The main manor house as we see it today dates from the fifteenth century, with its mullioned windows and fairytale staircase tower. However, this part of Normandy was menaced by troops raiding the peasantry and burning crops during the Hundred Years' War,  and a big manor house like this also had a defensive role to play. The staircase has meurtriers to allow archers to defend the house, and lots of period ammunition has been dug up in the garden. The manor was no doubt a key part of Essay's defences, along with its walls and castle.
The manor was extended in the 17th-18th centuries, and many of the delightful garden buildings were added at this point; these currently house exhibition and boutique space. La Bonnerie also once had a dovecot, but this was destroyed in the early nineteenth century.

The Ruault de la Bonnerie lived in this house until the French Revolution, when they fled from France as émigrés, and the house was seized by the Revolutionaries.  The last surviving family inventory from the house shows that whilst they were noble, they were not particularly rich, and had very frugal furnishings. Proof of their limited wealth lies in the fact that Jeanne-Marie Ruault de la Bonnerie attended the royal school at St-Cyr, established by Madame de Maintenon and Louis XIV for the daughters of poor, but good families. She later went on to serve the Dowager Duchess of Orléans as her reader and companion, and would have met many notable characters of the Ancien Regime.

 

The last member of the family to be noted in the public record was Jean Baptiste Isidore, Lieutenant Colonel of the Chasseurs Cantabre bataillon in 1786, Field Marshal at Lille in 1792 in the Armée du Nord.

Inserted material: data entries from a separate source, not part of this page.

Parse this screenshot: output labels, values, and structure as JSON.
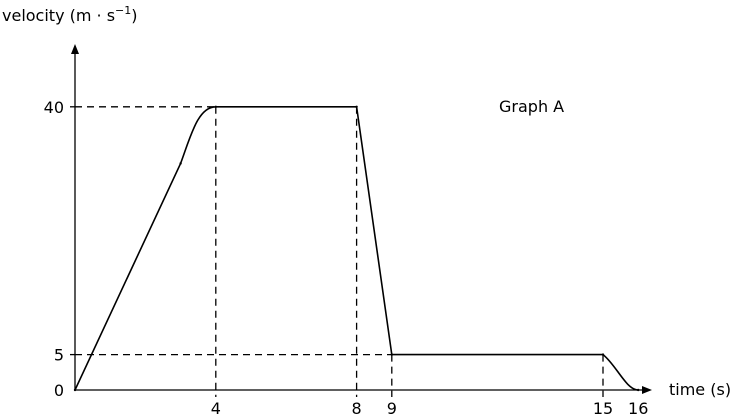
{
  "chart_data": {
    "type": "line",
    "title": "Graph A",
    "ylabel": {
      "main": "velocity (m · s",
      "exponent": "−1",
      "close": ")"
    },
    "xlabel": "time (s)",
    "x_ticks": [
      "0",
      "4",
      "8",
      "9",
      "15",
      "16"
    ],
    "y_ticks": [
      "0",
      "5",
      "40"
    ],
    "xlim": [
      0,
      16
    ],
    "ylim": [
      0,
      40
    ],
    "series": [
      {
        "points": [
          {
            "x": 0,
            "y": 0
          },
          {
            "x": 3,
            "y": 32
          },
          {
            "x": 4,
            "y": 40
          },
          {
            "x": 8,
            "y": 40
          },
          {
            "x": 9,
            "y": 5
          },
          {
            "x": 15,
            "y": 5
          },
          {
            "x": 16,
            "y": 0
          }
        ]
      }
    ],
    "guides": [
      {
        "x": 4,
        "y": 40
      },
      {
        "x": 8,
        "y": 40
      },
      {
        "x": 9,
        "y": 5
      },
      {
        "x": 15,
        "y": 5
      }
    ],
    "grid": false,
    "legend": "none"
  }
}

He gained military renown at the siege of Lille, against the Austrians under the Duke of Saxe-Teschen. His name figures on the north pillar of column A of the Arc de Triomphe in Paris. A road in Lille still bears his name today. He held senior military command during the Revolutionary and Napoleonic wars, and retired in 1809. He died at Gratz in 1816; neither he nor his descendants were able to regain the Bonnerie.

 

After the Revolution the house was used as Essay's gendarmerie, and many of the house's original features were destroyed in order to create offices, prison cells and lodgings for the police officers.

Creation and development

In a period of just ten years, the current owners have developed the gardens with an eye to the beautiful backdrop of the hilltop village of Essay. From the manor's lawns, one can see the chapel of Marguerite of Lorraine, the only surviving part of Essay's royal castle, and the red tiled roofs of Renaissance houses.
When Sabine Dunais and Jean Bastien moved to the house in 2000, the gardens were an untended pasture of 7400m², richly infested by snakes and amphibians, and littered with building rubble. They set about remodelling the garden in order to maximise the view to Essay, and to profit from, and protect the garden's out-buildings, wells and mature trees. The magnificent Himalayan Cedar and varieties of apple trees were safeguarded. Heavily shaded areas were minimised, and many months were devoted to attacking the ivy which had taken over the dependances and garden walls.
Only when all the cleaning work had been done could the owners begin to plan their gardens, starting with the management of the perspective, inspired by the work of Carlos de Bestigui at the château de Groussay. A yew 'room' was planted in 2002, followed by a significant collection of hemerocallis.
The box framework for the rose garden was established, followed by the first roses, and the planting of a 'green' theatre in 2007, based on a non-implemented design for the Petit-Trianon at Versailles.

The gardens deeply reflect the passion of their owner, Sabine. Inspired by the history of noble and royal parks and gardens, and as a self-taught gardener, she has selected the rare and beautiful specimens to be seen at la Bonnerie. Her passion and expertise have combined with great aplomb, and to visit the gardens is to feel truly refreshed. The garden has been developed on modest means, and does not rely on state support. Please come to enjoy them.